Reading this post in whcih Adam Levitin recounts credit-card lenders’ abuse of behavioral finance—key excerpt:
The card lender often isn’t looking to get the principal repaid. Instead, the interest rate and fees returns are high enough that they cover the cost of the principal. The principal remains outstanding, and the ideal consumer makes minimum payments forever, making enough new charges to keep the balance from ever amortizing. In effect, the consumer becomes an annuity.
—right after this post about the potential incentive to voluntarily participate in a Ponzi scheme if you are expecting a bailout—key excerpt from a paper by Utpal Bhattacharya:
We argue in this paper that if agents correctly believe in the possibility of a partial bailout when a gigantic Ponzi scheme collapses, and they recognize that a bailout is tantamount to a redistribution of wealth from non-participants to participants, it may be rational for agents to participate, even if they know that it is the last round.

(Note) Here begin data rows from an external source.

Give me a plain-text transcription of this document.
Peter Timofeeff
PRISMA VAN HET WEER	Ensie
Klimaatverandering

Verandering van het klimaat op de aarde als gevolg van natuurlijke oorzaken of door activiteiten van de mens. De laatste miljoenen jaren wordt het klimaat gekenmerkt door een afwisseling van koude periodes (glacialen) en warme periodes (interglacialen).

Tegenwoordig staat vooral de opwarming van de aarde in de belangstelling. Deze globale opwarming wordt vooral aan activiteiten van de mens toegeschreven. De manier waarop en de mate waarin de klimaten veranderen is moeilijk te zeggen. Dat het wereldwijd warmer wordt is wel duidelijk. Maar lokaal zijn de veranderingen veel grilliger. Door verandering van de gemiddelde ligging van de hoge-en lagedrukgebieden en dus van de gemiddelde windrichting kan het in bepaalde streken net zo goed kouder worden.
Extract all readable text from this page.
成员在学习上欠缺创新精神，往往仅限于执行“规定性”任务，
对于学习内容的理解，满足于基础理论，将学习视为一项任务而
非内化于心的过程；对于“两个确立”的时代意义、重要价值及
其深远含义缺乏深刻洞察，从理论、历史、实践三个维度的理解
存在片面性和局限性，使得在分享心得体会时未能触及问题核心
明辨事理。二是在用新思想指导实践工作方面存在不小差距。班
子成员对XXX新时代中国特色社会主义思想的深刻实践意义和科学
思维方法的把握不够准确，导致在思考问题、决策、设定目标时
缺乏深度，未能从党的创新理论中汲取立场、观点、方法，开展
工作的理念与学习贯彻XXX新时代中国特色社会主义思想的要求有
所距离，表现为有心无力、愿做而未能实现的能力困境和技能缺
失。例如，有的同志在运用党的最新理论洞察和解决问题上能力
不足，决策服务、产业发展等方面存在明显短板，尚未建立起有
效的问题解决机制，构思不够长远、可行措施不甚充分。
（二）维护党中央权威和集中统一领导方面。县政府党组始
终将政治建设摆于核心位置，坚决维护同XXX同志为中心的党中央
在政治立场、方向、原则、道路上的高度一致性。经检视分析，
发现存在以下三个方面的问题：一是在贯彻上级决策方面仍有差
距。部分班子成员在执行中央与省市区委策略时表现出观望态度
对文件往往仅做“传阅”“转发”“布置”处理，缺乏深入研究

—led me to this question: If credit-card companies can expect a bailout if a critical mass of borrowers default, do they become aware of point at which it becomes more prudent to lend to everyone and encourage them to charge up a storm rather than perform due diligence on the risks various individual borrowers represent? They can collect their fees from customers until the whole thing collapses, hopefully with a loud enough crash that the state will restore much of the principal. A related question: Did mortgage lenders reach that point a few years ago? Is this how investors’ cupidity led them to interpret the implicit government backing of Fannie and Freddie?